Targeted metagenomics, also known as metagenetics, is a high-throughput sequencing application focusing on a nucleotide target in a microbiome to describe its taxonomic content. A wide range of bioinformatics pipelines are available to analyze sequencing outputs, and the choice of an appropriate tool is crucial and not trivial. No standard evaluation method exists for estimating the accuracy of a pipeline for targeted metagenomics analyses. This article proposes an evaluation protocol containing real and simulated targeted metagenomics datasets, and adequate metrics allowing us to study the impact of different variables on the biological interpretation of results. This protocol was used to compare six different bioinformatics pipelines in the basic user context: Three common ones (mothur, QIIME and BMP) based on a clustering-first approach and three emerging ones (Kraken, CLARK and One Codex) using an assignment-first approach. This study surprisingly reveals that the effect of sequencing errors has a bigger impact on the results that choosing different amplified regions. Moreover, increasing sequencing throughput increases richness overestimation, even more so for microbiota of high complexity. Finally, the choice of the reference database has a bigger impact on richness estimation for clustering-first pipelines, and on correct taxa identification for assignment-first pipelines. Using emerging assignment-first pipelines is a valid approach for targeted metagenomics analyses, with a quality of results comparable to popular clustering-first pipelines, even with an error-prone sequencing technology like Ion Torrent. However, those pipelines are highly sensitive to the quality of databases and their annotations, which makes clustering-first pipelines still the only reliable approach for studying microbiomes that are not well described.
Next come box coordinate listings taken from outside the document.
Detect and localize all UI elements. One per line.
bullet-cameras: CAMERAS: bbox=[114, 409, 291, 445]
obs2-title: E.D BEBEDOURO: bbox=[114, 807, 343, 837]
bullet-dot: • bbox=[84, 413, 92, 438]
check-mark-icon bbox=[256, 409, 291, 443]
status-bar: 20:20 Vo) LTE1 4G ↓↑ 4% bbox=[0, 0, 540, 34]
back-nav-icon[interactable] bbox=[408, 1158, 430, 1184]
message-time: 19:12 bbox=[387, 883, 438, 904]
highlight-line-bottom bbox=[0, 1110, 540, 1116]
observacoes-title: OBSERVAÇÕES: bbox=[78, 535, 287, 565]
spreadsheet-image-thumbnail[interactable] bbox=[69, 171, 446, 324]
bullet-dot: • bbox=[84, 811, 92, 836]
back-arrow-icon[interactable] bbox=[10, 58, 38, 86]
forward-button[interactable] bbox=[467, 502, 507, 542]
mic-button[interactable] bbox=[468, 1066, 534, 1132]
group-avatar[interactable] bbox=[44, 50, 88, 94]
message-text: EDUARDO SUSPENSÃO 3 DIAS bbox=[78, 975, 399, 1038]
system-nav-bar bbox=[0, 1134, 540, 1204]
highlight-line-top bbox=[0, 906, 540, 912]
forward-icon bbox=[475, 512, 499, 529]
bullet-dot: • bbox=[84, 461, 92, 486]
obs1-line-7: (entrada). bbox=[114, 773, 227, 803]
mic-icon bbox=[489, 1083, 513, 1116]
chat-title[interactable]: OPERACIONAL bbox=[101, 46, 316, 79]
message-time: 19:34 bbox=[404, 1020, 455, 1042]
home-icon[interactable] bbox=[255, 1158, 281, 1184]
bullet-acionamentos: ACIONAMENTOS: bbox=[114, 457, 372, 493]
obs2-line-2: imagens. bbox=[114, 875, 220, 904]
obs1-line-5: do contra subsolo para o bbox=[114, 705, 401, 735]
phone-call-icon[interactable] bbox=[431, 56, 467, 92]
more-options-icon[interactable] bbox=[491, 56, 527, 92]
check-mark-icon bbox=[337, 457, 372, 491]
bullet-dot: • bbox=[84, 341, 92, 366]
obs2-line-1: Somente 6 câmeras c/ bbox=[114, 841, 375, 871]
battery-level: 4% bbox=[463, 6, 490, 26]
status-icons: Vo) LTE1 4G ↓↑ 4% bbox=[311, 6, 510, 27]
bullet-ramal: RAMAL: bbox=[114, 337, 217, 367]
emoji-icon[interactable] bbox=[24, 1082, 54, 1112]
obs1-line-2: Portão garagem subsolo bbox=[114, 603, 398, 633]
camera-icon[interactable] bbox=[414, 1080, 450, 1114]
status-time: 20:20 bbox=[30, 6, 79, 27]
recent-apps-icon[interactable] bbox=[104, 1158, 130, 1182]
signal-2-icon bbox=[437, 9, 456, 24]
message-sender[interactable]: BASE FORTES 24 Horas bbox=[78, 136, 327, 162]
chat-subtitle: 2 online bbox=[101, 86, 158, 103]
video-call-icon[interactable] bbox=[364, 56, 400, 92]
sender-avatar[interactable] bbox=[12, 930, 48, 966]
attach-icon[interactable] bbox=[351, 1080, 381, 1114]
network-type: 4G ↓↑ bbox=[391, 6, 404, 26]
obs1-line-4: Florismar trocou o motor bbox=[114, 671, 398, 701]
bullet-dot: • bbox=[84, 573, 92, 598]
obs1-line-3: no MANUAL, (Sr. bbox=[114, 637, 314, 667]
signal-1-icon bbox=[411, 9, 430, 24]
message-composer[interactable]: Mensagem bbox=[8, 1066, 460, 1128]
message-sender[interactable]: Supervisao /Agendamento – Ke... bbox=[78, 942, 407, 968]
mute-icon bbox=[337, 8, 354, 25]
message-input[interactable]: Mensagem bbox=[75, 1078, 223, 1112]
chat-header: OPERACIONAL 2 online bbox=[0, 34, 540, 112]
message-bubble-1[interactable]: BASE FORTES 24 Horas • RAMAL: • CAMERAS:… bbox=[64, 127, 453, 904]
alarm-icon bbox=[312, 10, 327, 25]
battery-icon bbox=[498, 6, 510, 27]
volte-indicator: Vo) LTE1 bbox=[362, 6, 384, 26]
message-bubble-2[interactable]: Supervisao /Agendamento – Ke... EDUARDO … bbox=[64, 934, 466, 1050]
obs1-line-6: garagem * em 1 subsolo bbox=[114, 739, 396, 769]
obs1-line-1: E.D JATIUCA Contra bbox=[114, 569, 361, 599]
靶向宏基因组学,也被称为宏遗传学,是一种高通量测序应用,专注于微生物组中的核苷酸靶标以描述其分类内容。有多种生物信息学流程可用于分析测序输出结果,选择合适的工具至关重要且并非易事。目前不存在用于估计靶向宏基因组学分析流程准确性的标准评估方法。本文提出了一种评估方案,其中包含真实和模拟的靶向宏基因组学数据集,以及适当的指标,使我们能够研究不同变量对结果生物学解释的影响。该方案用于在基本用户环境中比较六种不同的生物信息学流程:三种基于先聚类方法的常用流程( mothur、QIIME 和 BMP)以及三种使用先分配方法的新兴流程(Kraken、CLARK 和 One Codex)。这项研究惊人地发现,测序错误的影响对结果的影响比对选择不同扩增区域的影响更大。此外,增加测序通量会增加丰度高估,对于高复杂性微生物群更是如此。最后,参考数据库的选择对基于先聚类流程的丰度估计影响更大,而对基于先分配流程的正确分类群鉴定影响更大。使用新兴的先分配流程是靶向宏基因组学分析的一种有效方法,其结果质量与流行的先聚类流程相当,即使使用像 Ion Torrent 这样容易出错的测序技术也是如此。然而,这些流程对数据库及其注释的质量高度敏感,这使得先聚类流程仍然是研究描述不充分的微生物组的唯一可靠方法。